After this initial exchange A and B can continue communication by using quick symmetric encryption, without other parties knowing to the key.
To sign a message or document first a fingerprint is made of the data. This is done mathematically by a special function (known as a hash function).
A good hash function takes data and generates a short sequence of data in return. The characteristic of the hash is that although the data returned by the function is very short compared to the original, every type of input data generates a different answer. Only modifying 1 character in the original document will generate a different output from the hash function.
Now that the fingerprint of the data is known, the encryption part comes
into play. Instead of encrypting the fingerprint with the public key of the
receiver, the fingerprint is put through the private key of the sender. This
makes the fingerprint only readable with the public key that is linked to the
private key of the sender.
The receiver can now use the public key of the sender to decrypt the fingerprint that was send by the sender. The receiver then uses the same hash function to calculate the fingerprint of the data the sender has sent. If the finger prints match, the data has not been modified. And because the public key of the sender was used to decrypt the fingerprint, the receiver is also sure the sender was the one that send the data.
Used correctly, the certificate provides the receiving party with a means to verify the sender is really who they say they are. And as the certificate includes the public key of the sender, it is a starting point to initiate an encrypted connection as we've seen before.

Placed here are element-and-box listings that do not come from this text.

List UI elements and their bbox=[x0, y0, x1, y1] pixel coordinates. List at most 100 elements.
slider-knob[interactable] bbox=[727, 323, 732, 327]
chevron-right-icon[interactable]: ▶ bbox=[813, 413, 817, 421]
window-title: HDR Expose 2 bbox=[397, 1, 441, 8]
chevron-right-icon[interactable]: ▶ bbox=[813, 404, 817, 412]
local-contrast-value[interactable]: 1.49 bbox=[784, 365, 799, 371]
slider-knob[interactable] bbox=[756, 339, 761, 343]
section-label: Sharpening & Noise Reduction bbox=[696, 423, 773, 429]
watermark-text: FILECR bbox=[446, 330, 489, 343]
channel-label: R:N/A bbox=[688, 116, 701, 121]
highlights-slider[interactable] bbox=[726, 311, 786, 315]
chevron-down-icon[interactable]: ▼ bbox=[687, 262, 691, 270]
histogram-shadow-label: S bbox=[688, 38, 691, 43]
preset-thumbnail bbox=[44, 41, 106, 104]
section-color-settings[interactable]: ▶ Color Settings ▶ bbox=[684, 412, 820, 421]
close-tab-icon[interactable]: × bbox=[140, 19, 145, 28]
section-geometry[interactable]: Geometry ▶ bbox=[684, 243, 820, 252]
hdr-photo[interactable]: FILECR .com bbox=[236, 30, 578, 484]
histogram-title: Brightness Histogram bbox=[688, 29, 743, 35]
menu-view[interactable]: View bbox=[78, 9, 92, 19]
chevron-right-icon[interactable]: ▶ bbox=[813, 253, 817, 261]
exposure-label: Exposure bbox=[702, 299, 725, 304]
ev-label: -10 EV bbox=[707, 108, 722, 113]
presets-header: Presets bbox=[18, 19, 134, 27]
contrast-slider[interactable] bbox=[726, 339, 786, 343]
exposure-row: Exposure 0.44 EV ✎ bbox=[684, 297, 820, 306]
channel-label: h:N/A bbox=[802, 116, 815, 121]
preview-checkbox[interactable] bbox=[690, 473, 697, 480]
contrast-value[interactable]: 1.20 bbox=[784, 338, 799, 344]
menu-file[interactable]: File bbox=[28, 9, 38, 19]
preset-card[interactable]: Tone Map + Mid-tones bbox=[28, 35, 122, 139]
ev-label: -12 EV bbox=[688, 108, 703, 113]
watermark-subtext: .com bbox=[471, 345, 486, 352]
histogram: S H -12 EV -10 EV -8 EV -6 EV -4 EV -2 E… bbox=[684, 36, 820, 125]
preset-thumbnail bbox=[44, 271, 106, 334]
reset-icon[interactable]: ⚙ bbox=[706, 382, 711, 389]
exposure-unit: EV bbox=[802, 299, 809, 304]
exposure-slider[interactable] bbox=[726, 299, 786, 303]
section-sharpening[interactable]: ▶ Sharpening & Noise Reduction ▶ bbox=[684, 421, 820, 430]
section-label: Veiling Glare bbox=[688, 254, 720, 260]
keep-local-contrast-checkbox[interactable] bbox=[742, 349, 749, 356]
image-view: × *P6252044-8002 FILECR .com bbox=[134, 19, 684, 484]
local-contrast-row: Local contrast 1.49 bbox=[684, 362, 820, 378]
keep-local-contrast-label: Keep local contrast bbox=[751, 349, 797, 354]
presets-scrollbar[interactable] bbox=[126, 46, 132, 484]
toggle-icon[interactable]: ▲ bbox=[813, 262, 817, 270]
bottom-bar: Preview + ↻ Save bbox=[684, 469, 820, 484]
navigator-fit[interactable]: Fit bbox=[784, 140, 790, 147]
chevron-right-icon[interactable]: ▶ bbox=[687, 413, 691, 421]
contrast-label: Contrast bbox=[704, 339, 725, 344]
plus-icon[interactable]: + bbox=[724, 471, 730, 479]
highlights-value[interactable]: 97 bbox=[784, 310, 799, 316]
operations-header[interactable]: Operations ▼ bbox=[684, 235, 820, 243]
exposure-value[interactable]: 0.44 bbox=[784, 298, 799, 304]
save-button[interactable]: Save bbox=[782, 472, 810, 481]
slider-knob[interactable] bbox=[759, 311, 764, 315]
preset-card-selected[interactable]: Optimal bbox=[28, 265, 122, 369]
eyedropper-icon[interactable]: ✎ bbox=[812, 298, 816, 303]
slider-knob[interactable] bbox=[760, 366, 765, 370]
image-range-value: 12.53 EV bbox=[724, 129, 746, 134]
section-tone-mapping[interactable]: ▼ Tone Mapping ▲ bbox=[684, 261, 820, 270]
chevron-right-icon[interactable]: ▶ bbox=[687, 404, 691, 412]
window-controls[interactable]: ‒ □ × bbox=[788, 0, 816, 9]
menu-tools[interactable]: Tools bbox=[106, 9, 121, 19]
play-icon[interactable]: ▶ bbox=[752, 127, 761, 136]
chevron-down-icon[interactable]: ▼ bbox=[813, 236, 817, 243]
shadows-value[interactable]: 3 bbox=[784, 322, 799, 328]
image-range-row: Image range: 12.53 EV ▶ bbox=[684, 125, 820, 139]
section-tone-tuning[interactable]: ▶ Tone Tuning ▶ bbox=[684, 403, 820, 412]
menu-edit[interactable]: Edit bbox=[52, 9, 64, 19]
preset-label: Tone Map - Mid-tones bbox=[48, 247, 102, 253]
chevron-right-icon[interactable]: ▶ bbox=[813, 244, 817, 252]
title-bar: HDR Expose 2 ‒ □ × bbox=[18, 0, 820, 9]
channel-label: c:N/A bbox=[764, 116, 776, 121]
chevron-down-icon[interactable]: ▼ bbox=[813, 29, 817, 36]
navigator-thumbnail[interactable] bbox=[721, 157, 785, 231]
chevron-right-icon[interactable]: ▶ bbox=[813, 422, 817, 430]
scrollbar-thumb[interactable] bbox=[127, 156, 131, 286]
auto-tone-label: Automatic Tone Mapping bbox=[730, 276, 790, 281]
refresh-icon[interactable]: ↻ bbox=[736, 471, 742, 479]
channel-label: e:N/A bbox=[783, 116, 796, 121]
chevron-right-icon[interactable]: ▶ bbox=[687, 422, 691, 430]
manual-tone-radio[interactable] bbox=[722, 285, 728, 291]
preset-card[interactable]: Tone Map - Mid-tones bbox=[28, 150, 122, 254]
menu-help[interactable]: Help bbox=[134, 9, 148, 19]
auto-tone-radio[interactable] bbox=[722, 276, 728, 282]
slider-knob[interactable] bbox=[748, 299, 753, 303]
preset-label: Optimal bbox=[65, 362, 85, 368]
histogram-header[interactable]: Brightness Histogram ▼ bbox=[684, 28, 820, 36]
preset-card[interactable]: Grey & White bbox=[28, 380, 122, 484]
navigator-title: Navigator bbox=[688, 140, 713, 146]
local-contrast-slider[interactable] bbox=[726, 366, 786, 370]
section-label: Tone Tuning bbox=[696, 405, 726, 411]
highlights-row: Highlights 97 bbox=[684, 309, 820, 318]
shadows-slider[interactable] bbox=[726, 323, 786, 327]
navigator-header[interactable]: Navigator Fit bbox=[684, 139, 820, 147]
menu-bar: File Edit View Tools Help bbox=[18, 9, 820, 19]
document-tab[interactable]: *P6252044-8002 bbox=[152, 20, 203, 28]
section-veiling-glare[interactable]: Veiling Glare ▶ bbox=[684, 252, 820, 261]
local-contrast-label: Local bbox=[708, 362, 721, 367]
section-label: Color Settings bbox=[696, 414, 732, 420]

Usually this contains information about the company (for a website) or a person (for an email certificate). For a website the certificate also needs to contain the website name, so software can validate the certificate belongs to the website that presents it. The same goes for the email address in an email certificate. The resulting document is the certificate signing request. This request can now be presented to a certificate authority together with information on who you are.
Depending on the level of trust required, the certificate authority will perform a number of actions to make sure you are the person or company requesting the certificate. This can be a very simple action, like sending an email with a validation link that has to be opened in the webbrowser to doing an in-person check of your passport. As you can understand because these actions take resources they cost money. The more trust you require, the more extensive the validation needs to be by the certificate authority, the more money it costs. And, because things can change in future, the certificate is valid for only a specific period of time. Usually a year, sometimes longer.
When the certificate authority has done all its checks it will sign the certificate signing request with their private key, resulting in a certificate. This certificate, together with the private key of the requester can now be used in a webserver or email program.